Once you have children, you can still do everything you used to, it’s just that it’s ruined. I once saw someone post a sentiment to that effect on Twitter and couldn’t help but grimace in recognitio­n. You could argue it holds true as much for friendship as for anything else.

I was the first of my London friends to have a baby, getting pregnant at 30.

Since everyone else was still enjoying the various pleasures of bars and parties and night buses, I was determined not to drop out of circulatio­n. The small matter of a small child needn’t be a problem, I reckoned. And so, four weeks post-partum, we drove off to a cottage in Suffolk for a fun weekender with a group of childless friends. A few months later, I wheeled my son in his pram to a bar in Brixton for an evening of drinks. In the months to come I would put him to sleep in the hosts’ bedrooms at house parties. And it kind of worked.

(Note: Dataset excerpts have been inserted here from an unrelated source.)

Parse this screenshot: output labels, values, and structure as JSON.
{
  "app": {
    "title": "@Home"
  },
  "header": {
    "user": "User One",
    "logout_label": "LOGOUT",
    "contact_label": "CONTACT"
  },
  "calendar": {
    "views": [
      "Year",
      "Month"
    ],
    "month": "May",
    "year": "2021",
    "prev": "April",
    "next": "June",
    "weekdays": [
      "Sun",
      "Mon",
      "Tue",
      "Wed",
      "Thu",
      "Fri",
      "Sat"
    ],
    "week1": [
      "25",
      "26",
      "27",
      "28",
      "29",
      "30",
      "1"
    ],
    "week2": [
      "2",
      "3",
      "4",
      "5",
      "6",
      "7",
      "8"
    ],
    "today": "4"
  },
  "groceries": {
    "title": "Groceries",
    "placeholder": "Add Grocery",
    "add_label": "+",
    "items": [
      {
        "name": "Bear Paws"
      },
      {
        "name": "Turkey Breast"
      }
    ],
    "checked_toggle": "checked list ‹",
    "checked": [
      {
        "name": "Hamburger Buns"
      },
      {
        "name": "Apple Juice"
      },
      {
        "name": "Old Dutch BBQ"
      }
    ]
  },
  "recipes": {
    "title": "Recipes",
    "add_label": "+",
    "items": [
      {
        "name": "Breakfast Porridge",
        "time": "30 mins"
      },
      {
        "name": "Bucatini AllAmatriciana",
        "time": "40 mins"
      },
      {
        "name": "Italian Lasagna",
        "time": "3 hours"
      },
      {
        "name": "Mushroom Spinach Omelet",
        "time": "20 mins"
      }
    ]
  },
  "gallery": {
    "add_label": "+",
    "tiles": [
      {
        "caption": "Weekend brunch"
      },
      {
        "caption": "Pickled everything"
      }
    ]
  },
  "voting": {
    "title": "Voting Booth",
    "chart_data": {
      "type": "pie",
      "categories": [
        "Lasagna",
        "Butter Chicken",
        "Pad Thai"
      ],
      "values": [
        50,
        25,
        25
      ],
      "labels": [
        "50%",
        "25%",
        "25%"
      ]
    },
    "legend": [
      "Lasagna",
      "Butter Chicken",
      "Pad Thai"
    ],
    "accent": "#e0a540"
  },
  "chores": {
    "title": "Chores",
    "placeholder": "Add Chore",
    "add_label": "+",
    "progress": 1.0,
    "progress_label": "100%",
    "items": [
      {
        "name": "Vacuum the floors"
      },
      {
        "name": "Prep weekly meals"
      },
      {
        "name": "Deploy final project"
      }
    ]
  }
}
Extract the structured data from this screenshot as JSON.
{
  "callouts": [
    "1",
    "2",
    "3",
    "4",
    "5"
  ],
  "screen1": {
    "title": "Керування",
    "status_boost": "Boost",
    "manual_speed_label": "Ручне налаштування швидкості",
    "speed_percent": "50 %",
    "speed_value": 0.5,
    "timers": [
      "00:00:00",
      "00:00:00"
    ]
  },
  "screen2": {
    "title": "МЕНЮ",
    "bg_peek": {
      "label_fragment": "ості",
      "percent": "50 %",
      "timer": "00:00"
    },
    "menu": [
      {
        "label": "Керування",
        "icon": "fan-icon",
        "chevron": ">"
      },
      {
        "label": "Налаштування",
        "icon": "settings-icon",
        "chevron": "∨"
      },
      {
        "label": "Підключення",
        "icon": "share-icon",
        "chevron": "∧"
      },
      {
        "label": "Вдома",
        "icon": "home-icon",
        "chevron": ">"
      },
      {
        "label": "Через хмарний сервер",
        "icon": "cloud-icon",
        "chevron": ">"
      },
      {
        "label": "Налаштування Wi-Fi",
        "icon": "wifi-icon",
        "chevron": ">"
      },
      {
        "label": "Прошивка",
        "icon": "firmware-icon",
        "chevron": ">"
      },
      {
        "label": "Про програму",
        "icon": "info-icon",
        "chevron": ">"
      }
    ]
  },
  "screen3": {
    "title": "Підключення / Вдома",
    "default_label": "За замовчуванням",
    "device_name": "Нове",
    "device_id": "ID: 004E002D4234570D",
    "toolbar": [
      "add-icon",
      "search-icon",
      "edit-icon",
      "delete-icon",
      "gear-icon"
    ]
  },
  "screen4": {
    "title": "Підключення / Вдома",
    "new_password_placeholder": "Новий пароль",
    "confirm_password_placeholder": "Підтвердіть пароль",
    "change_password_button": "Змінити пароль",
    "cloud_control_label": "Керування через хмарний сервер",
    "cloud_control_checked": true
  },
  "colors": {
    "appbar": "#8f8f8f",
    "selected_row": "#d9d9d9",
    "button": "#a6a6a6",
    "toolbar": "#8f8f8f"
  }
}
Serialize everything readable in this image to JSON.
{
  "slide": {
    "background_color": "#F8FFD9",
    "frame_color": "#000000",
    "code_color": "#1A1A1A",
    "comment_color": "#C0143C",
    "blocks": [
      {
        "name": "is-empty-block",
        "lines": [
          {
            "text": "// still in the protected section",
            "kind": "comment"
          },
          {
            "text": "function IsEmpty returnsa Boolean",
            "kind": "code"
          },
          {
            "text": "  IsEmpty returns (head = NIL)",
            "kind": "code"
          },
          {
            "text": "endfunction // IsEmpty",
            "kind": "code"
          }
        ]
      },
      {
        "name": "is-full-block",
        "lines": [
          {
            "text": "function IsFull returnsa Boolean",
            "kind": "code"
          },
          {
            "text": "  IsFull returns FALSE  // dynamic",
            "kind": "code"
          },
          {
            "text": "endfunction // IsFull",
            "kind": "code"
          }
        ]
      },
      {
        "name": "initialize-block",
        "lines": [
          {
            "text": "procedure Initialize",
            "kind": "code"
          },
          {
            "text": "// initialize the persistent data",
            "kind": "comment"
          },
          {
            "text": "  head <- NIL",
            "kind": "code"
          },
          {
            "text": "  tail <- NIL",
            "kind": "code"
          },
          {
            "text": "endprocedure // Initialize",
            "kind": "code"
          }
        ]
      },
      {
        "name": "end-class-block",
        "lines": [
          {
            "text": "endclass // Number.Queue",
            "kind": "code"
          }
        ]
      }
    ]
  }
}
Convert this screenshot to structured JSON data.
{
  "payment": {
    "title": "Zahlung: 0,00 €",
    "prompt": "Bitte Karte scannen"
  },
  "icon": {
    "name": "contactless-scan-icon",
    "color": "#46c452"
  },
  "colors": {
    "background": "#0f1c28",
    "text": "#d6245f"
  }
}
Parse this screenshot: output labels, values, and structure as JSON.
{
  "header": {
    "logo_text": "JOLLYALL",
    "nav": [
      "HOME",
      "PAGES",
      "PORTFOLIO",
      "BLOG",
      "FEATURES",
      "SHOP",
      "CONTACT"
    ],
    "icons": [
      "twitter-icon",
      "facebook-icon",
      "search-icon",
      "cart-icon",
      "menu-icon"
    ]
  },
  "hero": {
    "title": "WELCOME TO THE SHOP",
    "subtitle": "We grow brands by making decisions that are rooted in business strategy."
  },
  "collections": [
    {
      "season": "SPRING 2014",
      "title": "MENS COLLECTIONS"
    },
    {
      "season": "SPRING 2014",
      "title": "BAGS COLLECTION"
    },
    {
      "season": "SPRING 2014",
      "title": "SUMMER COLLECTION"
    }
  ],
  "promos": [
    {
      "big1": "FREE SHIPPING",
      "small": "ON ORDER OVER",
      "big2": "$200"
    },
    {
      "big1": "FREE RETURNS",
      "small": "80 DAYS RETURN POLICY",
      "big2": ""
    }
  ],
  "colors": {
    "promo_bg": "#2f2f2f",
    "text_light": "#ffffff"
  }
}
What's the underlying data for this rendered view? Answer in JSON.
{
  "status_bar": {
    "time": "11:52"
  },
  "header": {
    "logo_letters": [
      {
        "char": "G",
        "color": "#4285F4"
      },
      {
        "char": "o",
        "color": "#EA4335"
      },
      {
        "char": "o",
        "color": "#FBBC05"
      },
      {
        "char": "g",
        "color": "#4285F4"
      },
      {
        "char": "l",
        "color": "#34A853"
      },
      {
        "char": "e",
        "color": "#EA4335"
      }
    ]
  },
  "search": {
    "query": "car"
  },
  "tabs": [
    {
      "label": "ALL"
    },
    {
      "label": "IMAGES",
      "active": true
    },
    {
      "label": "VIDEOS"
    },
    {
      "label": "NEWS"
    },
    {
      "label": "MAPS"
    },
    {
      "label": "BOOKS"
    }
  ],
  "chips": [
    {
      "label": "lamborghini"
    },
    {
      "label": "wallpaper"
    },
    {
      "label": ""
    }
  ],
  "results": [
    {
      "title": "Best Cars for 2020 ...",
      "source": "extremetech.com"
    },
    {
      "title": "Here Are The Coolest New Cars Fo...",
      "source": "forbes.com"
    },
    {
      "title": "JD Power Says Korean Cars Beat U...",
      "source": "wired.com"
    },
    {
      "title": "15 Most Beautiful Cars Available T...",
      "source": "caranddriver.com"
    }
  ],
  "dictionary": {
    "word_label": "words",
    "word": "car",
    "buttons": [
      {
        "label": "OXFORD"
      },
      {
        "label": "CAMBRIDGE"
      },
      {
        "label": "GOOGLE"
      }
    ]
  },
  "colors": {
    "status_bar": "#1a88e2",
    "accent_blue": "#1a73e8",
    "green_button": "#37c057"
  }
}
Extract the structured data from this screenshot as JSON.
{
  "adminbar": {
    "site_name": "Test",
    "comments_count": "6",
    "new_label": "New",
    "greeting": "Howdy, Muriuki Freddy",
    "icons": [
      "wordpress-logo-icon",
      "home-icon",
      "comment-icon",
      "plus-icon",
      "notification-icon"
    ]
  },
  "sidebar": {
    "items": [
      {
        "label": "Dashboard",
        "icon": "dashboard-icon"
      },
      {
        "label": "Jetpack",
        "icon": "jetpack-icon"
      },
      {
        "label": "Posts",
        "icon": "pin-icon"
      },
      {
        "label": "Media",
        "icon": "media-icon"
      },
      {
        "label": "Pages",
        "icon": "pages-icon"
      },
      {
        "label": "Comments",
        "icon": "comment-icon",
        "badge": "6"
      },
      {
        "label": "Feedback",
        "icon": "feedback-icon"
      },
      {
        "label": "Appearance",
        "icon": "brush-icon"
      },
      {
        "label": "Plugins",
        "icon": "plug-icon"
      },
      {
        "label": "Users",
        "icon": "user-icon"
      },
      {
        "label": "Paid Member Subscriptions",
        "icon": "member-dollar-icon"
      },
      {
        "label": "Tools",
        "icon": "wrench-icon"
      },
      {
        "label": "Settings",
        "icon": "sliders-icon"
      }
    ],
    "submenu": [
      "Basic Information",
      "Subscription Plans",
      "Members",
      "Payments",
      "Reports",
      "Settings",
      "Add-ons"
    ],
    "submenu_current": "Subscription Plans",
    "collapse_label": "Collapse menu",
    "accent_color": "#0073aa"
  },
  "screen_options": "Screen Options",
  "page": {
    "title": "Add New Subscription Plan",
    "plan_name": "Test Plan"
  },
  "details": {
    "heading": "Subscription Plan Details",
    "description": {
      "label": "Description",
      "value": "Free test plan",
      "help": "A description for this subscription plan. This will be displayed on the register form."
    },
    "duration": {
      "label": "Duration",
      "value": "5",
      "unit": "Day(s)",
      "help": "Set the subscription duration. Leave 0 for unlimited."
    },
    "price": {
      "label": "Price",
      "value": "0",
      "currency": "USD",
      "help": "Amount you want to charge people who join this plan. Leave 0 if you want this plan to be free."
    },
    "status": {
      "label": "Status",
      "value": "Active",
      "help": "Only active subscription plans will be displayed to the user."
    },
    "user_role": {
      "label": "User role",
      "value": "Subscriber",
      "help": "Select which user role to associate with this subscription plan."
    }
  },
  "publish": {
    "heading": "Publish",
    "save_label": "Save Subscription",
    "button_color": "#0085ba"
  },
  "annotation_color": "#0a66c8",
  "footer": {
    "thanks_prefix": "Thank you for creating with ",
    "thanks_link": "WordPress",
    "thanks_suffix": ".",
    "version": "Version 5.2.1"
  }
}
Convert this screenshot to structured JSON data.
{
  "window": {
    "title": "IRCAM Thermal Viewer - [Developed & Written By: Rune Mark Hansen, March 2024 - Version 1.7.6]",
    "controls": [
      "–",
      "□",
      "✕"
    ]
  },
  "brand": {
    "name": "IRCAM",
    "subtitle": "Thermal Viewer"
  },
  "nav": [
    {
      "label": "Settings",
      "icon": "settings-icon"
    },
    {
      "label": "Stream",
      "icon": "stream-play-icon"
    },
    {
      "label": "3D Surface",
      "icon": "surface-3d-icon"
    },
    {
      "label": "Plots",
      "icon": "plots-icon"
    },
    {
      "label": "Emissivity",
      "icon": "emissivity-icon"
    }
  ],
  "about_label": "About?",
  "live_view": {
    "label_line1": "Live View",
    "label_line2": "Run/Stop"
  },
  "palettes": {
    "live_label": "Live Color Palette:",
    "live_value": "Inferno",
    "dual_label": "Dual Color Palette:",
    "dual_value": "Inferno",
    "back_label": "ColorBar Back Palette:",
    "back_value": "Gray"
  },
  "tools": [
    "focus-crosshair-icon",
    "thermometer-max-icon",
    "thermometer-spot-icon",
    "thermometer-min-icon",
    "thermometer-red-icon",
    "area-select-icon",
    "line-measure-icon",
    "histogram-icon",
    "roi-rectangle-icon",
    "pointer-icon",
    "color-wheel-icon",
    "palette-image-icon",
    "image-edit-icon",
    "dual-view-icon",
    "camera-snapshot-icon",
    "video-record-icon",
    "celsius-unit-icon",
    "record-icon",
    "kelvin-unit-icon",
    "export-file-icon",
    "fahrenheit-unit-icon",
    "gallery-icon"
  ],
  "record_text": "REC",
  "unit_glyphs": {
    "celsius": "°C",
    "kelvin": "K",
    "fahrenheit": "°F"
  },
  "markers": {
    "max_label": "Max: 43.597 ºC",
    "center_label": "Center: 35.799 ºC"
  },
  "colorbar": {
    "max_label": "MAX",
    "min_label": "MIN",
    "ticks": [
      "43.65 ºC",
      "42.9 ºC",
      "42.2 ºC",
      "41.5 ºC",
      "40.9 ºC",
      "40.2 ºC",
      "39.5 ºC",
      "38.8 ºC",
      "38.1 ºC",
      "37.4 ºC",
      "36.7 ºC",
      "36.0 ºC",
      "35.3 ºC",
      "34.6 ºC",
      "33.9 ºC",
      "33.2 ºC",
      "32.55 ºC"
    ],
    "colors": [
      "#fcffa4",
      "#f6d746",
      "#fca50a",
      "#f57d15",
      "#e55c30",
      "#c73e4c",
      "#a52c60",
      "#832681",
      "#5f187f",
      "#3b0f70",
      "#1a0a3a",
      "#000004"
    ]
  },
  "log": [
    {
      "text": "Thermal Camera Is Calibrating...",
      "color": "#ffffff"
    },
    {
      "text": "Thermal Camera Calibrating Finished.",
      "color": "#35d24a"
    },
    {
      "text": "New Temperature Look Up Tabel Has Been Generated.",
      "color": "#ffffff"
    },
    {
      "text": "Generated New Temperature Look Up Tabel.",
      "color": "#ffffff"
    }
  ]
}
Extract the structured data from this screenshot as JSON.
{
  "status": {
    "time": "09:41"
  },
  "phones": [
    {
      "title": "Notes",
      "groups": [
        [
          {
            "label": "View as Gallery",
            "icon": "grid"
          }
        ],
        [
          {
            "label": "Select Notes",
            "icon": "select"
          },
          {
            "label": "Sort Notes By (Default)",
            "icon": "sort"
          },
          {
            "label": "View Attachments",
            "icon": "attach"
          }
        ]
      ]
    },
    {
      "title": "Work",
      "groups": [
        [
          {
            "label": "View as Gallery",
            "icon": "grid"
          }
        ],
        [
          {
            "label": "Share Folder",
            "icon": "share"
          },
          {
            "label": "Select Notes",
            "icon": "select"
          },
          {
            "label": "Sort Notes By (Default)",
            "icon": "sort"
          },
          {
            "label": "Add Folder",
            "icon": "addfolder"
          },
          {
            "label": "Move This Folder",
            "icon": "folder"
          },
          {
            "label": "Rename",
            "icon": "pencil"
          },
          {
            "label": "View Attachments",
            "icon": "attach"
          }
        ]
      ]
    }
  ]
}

Until my friends started having children too.

Suburbs and beyond

It was then that the flight to the suburbs and beyond began in earnest. Although we’d coped with two children under three in a two-bed flat in Zone 2, we couldn’t hold out forever. Our friends were moving away, some to the edges of London and others out of the city altogether. We did the same five years ago, moving to a distant suburb, far from most people we knew, but close to a good school and plentiful green space. A clichéd move perhaps, but one for which we were ready.

Suddenly, seeing friends required inordinate amounts of planning, diary coordinati­on, arranging babysitter­s and lengthy Tube or car rides. Inevitably, in practice it meant it didn’t happen anywhere near as often as before.

When my son started school, it all changed again. I’d heard of ‘school gate mums’, this mythical group of women who formed the basis of the 30- and 40-something’s social circle. And I dared to hope I might find such a circle myself, a group of local women who I would get on with and who had children the same age as mine. Happily, it happened, in part because I was so determined it should. With zealous commitment, I threw myself into arranging playdates with the other mothers from my son’s class. I’d already learnt, during two maternity leaves, the strength of the bonds you can form with fellow mothers, even if you’d never have been friends in other settings. But in this case I found women who I genuinely would have been friends with in any other context. They continue to form my local social circle today – geographic­ally close and welded together by our shared experience of watching our firstborns progress through primary school.

My old friends and I still make the effort to see one another whenever we can, and remain close on Whatsapp. But I don’t know how I’d get through the day without my school-mum gang.